Orden y desorden (en Chile)

Vacilo varias veces antes de ponerme a redactar esta columna. El tema lo he tratado en diversos libros, pero me pregunto si es la ocasión para encararlo de nuevo. Guizot, historiador y jefe de gobierno, afirmaría años antes de que se exiliara en Londres, a raíz del levantamiento de París de 1848, que "las sacudidas que llamamos revoluciones no son síntoma de algo que comienza cuanto declaración de lo que ha pasado". Cuando retornó a Francia dos años después, y hasta su muerte, se dedicó a escribir sobre las revoluciones inglesas de 1642 y 88. Reivindicó también a 1789 aún siendo conservador. Es decir, se altera el orden a esta escala y más vale volver atrás, muy atrás, para entender, porque lo que tenemos enfrente, aunque lo registremos, no sabemos en qué termina.
Ahora, en Chile, se sabe que a las revoluciones, más temprano que tarde, les va mal… hasta ahora. Desde el siglo XIX se las evita o reprime puntualmente; más lo primero. Por eso nuestra institucionalidad es por definición liberal antirrevolucionaria. Cuando se recurre a militares es porque falla. Y, si se la corroe desde adentro como en el Instituto Nacional y U. de Chile, o se la debilita como en el Congreso (el PC y el FA prefiriendo la acción directa: la calle), todo es posible. Santiago se paraliza tras una operación terrorista contra el orden cotidiano, el toque de queda es desafiado, y no queda más que implorar al cielo que no incendien hospitales con caceroleos (nunca pacíficos) como música de fondo. El tam-tam nativo, durante la UP, lo rescató esa vez el fascismo de derecha.

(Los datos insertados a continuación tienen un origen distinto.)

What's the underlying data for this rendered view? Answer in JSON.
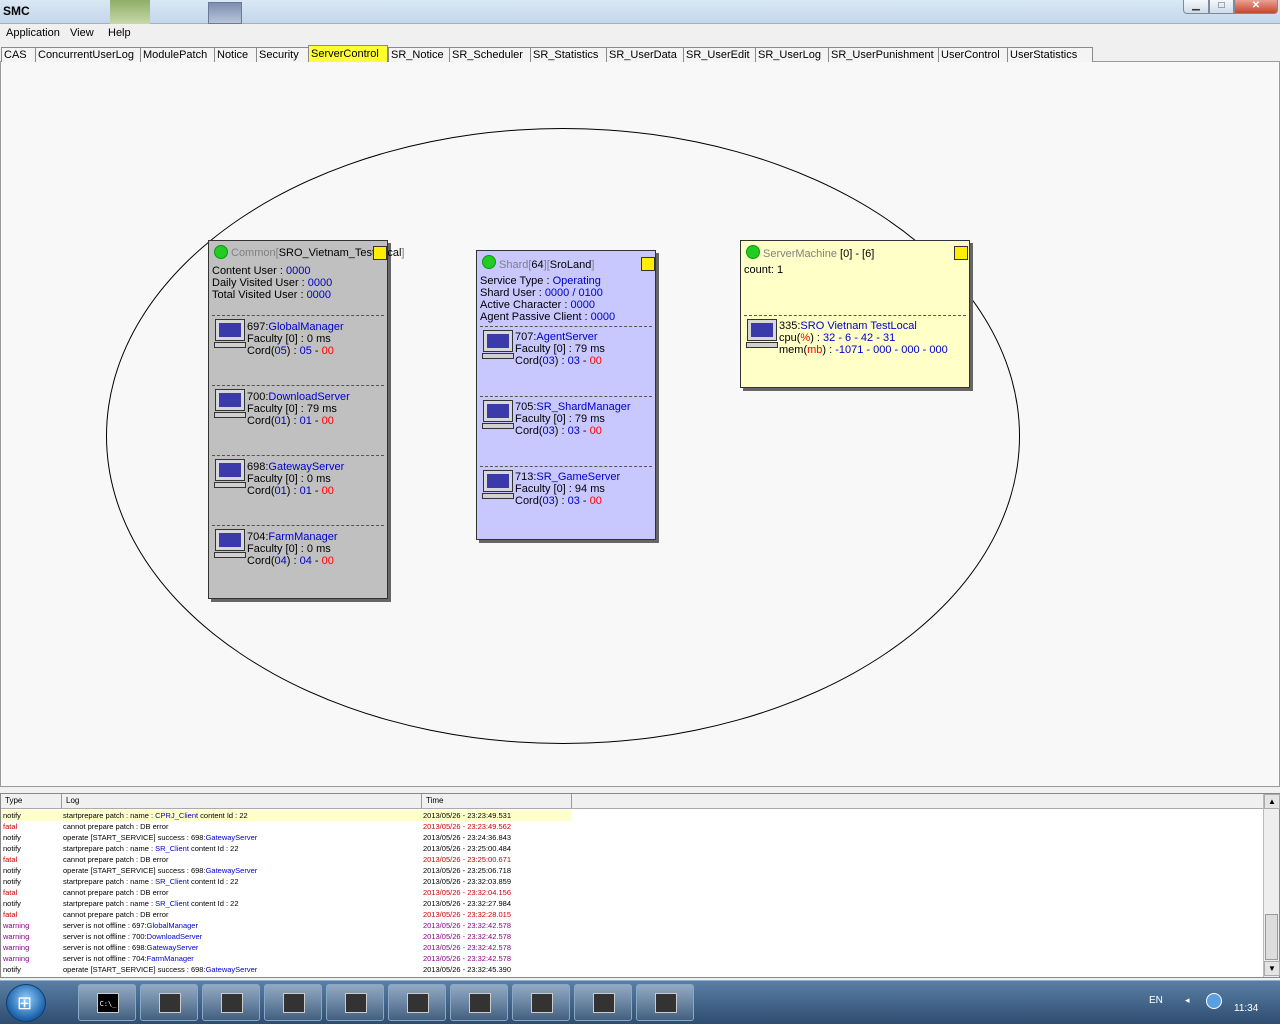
{
  "window": {
    "title": "SMC",
    "controls": {
      "minimize": "▁",
      "maximize": "□",
      "close": "✕"
    }
  },
  "menu": [
    "Application",
    "View",
    "Help"
  ],
  "tabs": [
    "CAS",
    "ConcurrentUserLog",
    "ModulePatch",
    "Notice",
    "Security",
    "ServerControl",
    "SR_Notice",
    "SR_Scheduler",
    "SR_Statistics",
    "SR_UserData",
    "SR_UserEdit",
    "SR_UserLog",
    "SR_UserPunishment",
    "UserControl",
    "UserStatistics"
  ],
  "active_tab": "ServerControl",
  "common": {
    "head_prefix": "Common[",
    "head_name": "SRO_Vietnam_TestLocal",
    "head_suffix": "]",
    "content_user_label": "Content User : ",
    "content_user": "0000",
    "daily_label": "Daily Visited User : ",
    "daily": "0000",
    "total_label": "Total Visited User : ",
    "total": "0000",
    "servers": [
      {
        "id": "697:",
        "name": "GlobalManager",
        "faculty": "Faculty [0] : 0 ms",
        "cord_prefix": "Cord(",
        "cord_a": "05",
        "cord_mid": ") : ",
        "cord_b": "05",
        "cord_dash": " - ",
        "cord_c": "00"
      },
      {
        "id": "700:",
        "name": "DownloadServer",
        "faculty": "Faculty [0] : 79 ms",
        "cord_prefix": "Cord(",
        "cord_a": "01",
        "cord_mid": ") : ",
        "cord_b": "01",
        "cord_dash": " - ",
        "cord_c": "00"
      },
      {
        "id": "698:",
        "name": "GatewayServer",
        "faculty": "Faculty [0] : 0 ms",
        "cord_prefix": "Cord(",
        "cord_a": "01",
        "cord_mid": ") : ",
        "cord_b": "01",
        "cord_dash": " - ",
        "cord_c": "00"
      },
      {
        "id": "704:",
        "name": "FarmManager",
        "faculty": "Faculty [0] : 0 ms",
        "cord_prefix": "Cord(",
        "cord_a": "04",
        "cord_mid": ") : ",
        "cord_b": "04",
        "cord_dash": " - ",
        "cord_c": "00"
      }
    ]
  },
  "shard": {
    "head_prefix": "Shard[",
    "head_id": "64",
    "head_mid": "][",
    "head_name": "SroLand",
    "head_suffix": "]",
    "service_label": "Service Type : ",
    "service": "Operating",
    "shard_user_label": "Shard User : ",
    "shard_user": "0000 / 0100",
    "active_label": "Active Character : ",
    "active": "0000",
    "agent_label": "Agent Passive Client : ",
    "agent": "0000",
    "servers": [
      {
        "id": "707:",
        "name": "AgentServer",
        "faculty": "Faculty [0] : 79 ms",
        "cord_prefix": "Cord(",
        "cord_a": "03",
        "cord_mid": ") : ",
        "cord_b": "03",
        "cord_dash": " - ",
        "cord_c": "00"
      },
      {
        "id": "705:",
        "name": "SR_ShardManager",
        "faculty": "Faculty [0] : 79 ms",
        "cord_prefix": "Cord(",
        "cord_a": "03",
        "cord_mid": ") : ",
        "cord_b": "03",
        "cord_dash": " - ",
        "cord_c": "00"
      },
      {
        "id": "713:",
        "name": "SR_GameServer",
        "faculty": "Faculty [0] : 94 ms",
        "cord_prefix": "Cord(",
        "cord_a": "03",
        "cord_mid": ") : ",
        "cord_b": "03",
        "cord_dash": " - ",
        "cord_c": "00"
      }
    ]
  },
  "machine": {
    "head_name": "ServerMachine",
    "head_range": "[0] - [6]",
    "count": "count: 1",
    "entry_id": "335:",
    "entry_name": "SRO Vietnam TestLocal",
    "cpu_label": "cpu(",
    "cpu_unit": "%",
    "cpu_label_end": ") : ",
    "cpu_values": "32 - 6 - 42 - 31",
    "mem_label": "mem(",
    "mem_unit": "mb",
    "mem_label_end": ") : ",
    "mem_values": "-1071 - 000 - 000 - 000"
  },
  "log": {
    "columns": [
      "Type",
      "Log",
      "Time"
    ],
    "rows": [
      {
        "type": "notify",
        "log_pre": "startprepare patch : name : ",
        "log_hl": "CPRJ_Client",
        "log_post": " content Id : 22",
        "time": "2013/05/26 - 23:23:49.531"
      },
      {
        "type": "fatal",
        "log_pre": "cannot prepare patch : DB error",
        "log_hl": "",
        "log_post": "",
        "time": "2013/05/26 - 23:23:49.562"
      },
      {
        "type": "notify",
        "log_pre": "operate [START_SERVICE] success : 698:",
        "log_hl": "GatewayServer",
        "log_post": "",
        "time": "2013/05/26 - 23:24:36.843"
      },
      {
        "type": "notify",
        "log_pre": "startprepare patch : name : ",
        "log_hl": "SR_Client",
        "log_post": " content Id : 22",
        "time": "2013/05/26 - 23:25:00.484"
      },
      {
        "type": "fatal",
        "log_pre": "cannot prepare patch : DB error",
        "log_hl": "",
        "log_post": "",
        "time": "2013/05/26 - 23:25:00.671"
      },
      {
        "type": "notify",
        "log_pre": "operate [START_SERVICE] success : 698:",
        "log_hl": "GatewayServer",
        "log_post": "",
        "time": "2013/05/26 - 23:25:06.718"
      },
      {
        "type": "notify",
        "log_pre": "startprepare patch : name : ",
        "log_hl": "SR_Client",
        "log_post": " content Id : 22",
        "time": "2013/05/26 - 23:32:03.859"
      },
      {
        "type": "fatal",
        "log_pre": "cannot prepare patch : DB error",
        "log_hl": "",
        "log_post": "",
        "time": "2013/05/26 - 23:32:04.156"
      },
      {
        "type": "notify",
        "log_pre": "startprepare patch : name : ",
        "log_hl": "SR_Client",
        "log_post": " content Id : 22",
        "time": "2013/05/26 - 23:32:27.984"
      },
      {
        "type": "fatal",
        "log_pre": "cannot prepare patch : DB error",
        "log_hl": "",
        "log_post": "",
        "time": "2013/05/26 - 23:32:28.015"
      },
      {
        "type": "warning",
        "log_pre": "server is not offline : 697:",
        "log_hl": "GlobalManager",
        "log_post": "",
        "time": "2013/05/26 - 23:32:42.578"
      },
      {
        "type": "warning",
        "log_pre": "server is not offline : 700:",
        "log_hl": "DownloadServer",
        "log_post": "",
        "time": "2013/05/26 - 23:32:42.578"
      },
      {
        "type": "warning",
        "log_pre": "server is not offline : 698:",
        "log_hl": "GatewayServer",
        "log_post": "",
        "time": "2013/05/26 - 23:32:42.578"
      },
      {
        "type": "warning",
        "log_pre": "server is not offline : 704:",
        "log_hl": "FarmManager",
        "log_post": "",
        "time": "2013/05/26 - 23:32:42.578"
      },
      {
        "type": "notify",
        "log_pre": "operate [START_SERVICE] success : 698:",
        "log_hl": "GatewayServer",
        "log_post": "",
        "time": "2013/05/26 - 23:32:45.390"
      }
    ],
    "selected_row": 0,
    "scroll_up": "▲",
    "scroll_down": "▼"
  },
  "taskbar": {
    "start_glyph": "⊞",
    "cmd_label": "C:\\_",
    "window_count": 9,
    "lang": "EN",
    "tray_arrow": "◂",
    "clock": "11:34"
  },
  "colors": {
    "active_tab": "#ffff33",
    "common_bg": "#c0c0c0",
    "shard_bg": "#c8c8ff",
    "machine_bg": "#ffffc8",
    "status_ok": "#22cc22",
    "link_blue": "#0000cc",
    "error_red": "#ff0000"
  }
}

La historia, si vale, debiera pesar. En países en que hay tradición revolucionaria insistente, si deja de funcionar la autoridad o peligra la unidad de mando, aparecen los mandamases, a quienes se les idolatra porque liquidan a sus propios desbocados. Napoleón pone a raya a jacobinos, Stalin se deshace de trotskistas, y en América Latina, el caudillo que nunca falta asciende a sus capataces a generales, al resto les declara guerra a muerte. Letrados y funcionarios serviles siempre bendecirán lo hecho.

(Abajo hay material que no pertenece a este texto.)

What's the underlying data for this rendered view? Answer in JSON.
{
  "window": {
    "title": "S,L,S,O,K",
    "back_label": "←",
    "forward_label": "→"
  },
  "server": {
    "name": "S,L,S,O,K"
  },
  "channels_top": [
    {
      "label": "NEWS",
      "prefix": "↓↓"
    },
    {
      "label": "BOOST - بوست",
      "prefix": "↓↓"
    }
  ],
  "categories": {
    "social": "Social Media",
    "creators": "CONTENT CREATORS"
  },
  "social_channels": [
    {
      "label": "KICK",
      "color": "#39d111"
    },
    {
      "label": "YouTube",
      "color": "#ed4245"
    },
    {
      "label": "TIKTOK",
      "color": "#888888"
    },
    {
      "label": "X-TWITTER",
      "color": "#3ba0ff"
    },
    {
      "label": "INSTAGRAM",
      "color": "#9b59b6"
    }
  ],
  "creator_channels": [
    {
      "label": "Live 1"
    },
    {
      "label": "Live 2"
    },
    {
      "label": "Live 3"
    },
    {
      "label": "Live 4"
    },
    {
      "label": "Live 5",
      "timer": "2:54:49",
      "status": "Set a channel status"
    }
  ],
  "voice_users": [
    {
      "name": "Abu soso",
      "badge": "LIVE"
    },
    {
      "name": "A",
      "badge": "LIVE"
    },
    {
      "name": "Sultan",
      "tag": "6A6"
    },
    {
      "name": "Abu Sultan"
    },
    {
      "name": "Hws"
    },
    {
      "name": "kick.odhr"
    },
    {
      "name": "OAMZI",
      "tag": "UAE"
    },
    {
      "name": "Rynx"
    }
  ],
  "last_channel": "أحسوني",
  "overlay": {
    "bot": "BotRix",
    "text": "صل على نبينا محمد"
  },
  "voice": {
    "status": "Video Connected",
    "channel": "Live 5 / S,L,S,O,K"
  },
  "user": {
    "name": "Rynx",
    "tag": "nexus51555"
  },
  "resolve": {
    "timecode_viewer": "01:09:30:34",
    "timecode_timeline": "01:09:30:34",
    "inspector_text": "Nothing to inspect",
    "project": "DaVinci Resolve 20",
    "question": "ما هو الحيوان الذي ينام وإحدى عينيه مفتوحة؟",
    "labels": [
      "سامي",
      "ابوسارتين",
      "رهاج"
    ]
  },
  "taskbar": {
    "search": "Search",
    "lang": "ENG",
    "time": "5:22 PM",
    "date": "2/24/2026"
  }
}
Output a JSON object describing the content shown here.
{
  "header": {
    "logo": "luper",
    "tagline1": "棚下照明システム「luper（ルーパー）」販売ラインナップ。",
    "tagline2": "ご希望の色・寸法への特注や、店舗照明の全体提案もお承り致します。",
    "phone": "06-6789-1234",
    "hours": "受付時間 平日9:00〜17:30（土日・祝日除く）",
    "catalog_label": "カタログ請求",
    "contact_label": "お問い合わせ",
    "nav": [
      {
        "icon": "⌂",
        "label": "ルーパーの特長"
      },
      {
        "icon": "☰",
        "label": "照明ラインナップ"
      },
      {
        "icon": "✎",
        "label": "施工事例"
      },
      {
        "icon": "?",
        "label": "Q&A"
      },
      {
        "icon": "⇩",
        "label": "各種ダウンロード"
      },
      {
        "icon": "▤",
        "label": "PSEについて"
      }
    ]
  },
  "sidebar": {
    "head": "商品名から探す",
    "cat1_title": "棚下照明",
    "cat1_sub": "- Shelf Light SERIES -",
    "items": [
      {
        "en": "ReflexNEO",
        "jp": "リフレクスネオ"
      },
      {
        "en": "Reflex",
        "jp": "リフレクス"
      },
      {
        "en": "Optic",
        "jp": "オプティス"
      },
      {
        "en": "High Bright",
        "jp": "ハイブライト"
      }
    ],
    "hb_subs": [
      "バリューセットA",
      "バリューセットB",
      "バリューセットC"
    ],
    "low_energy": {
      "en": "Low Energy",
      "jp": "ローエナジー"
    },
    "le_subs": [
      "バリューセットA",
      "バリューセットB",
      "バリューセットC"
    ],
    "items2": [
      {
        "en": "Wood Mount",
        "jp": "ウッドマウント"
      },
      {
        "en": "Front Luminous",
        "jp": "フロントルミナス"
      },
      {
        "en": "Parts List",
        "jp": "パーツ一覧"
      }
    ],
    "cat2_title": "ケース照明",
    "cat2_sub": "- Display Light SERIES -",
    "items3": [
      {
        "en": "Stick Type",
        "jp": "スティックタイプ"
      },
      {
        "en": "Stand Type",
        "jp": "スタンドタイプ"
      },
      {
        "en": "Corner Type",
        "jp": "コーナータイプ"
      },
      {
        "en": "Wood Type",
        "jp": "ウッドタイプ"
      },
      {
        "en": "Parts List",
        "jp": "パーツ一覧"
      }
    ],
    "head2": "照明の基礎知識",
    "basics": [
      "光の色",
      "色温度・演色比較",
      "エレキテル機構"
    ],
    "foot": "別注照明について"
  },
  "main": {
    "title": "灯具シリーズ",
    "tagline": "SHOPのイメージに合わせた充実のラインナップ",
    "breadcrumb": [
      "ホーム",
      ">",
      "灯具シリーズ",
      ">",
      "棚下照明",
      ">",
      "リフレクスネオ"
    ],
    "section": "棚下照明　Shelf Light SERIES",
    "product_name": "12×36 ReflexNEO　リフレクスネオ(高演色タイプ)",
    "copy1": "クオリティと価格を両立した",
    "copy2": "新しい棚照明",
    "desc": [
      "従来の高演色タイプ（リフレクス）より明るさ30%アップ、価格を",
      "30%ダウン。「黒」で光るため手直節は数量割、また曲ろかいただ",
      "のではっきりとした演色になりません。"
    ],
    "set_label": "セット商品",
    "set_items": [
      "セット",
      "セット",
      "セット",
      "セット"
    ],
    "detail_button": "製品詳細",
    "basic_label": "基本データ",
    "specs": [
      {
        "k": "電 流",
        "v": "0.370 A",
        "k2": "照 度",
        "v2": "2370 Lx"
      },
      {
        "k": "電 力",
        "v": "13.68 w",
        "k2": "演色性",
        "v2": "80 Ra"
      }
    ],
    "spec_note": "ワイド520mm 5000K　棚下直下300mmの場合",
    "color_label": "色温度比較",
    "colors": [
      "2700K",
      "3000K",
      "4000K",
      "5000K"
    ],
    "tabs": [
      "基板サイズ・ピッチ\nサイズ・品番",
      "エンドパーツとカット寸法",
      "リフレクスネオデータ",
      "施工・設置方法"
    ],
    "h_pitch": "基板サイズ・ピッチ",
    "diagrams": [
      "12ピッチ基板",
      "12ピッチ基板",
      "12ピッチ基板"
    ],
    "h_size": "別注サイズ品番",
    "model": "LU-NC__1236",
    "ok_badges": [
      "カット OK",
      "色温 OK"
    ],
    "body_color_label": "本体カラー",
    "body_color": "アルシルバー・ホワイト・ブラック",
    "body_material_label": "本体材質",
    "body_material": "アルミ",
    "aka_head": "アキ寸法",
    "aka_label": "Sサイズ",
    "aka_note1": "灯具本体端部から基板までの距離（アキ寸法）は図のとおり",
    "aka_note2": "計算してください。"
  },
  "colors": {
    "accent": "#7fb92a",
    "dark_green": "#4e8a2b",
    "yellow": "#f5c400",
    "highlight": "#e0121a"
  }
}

De ahí que, en Chile, la clave más vulnerable y potencialmente fuerte siga siendo la autoridad legítima, siempre que se repare en la historia. Pero, ni a este gobierno o al anterior, a plutócratas, políticos, a los medios, o a la calle, parece importarles. Desde hace tiempo habla uno de autoridad en Chile y es como referirse a un títere sujeto a poderes misteriosos, cuando no rehén, acomplejado de todas maneras. Quiebres institucionales, además, los ha habido, no hace mucho, y sabemos sus efectos.
Que nadie haya salido a defender el orden establecido, ninguna marcha -entre tantas-, me lleva a pensar que mejor sigo trabajando en unos capítulos que estoy escribiendo sobre la Revolución Francesa. Al menos ahí sé cómo termina todo.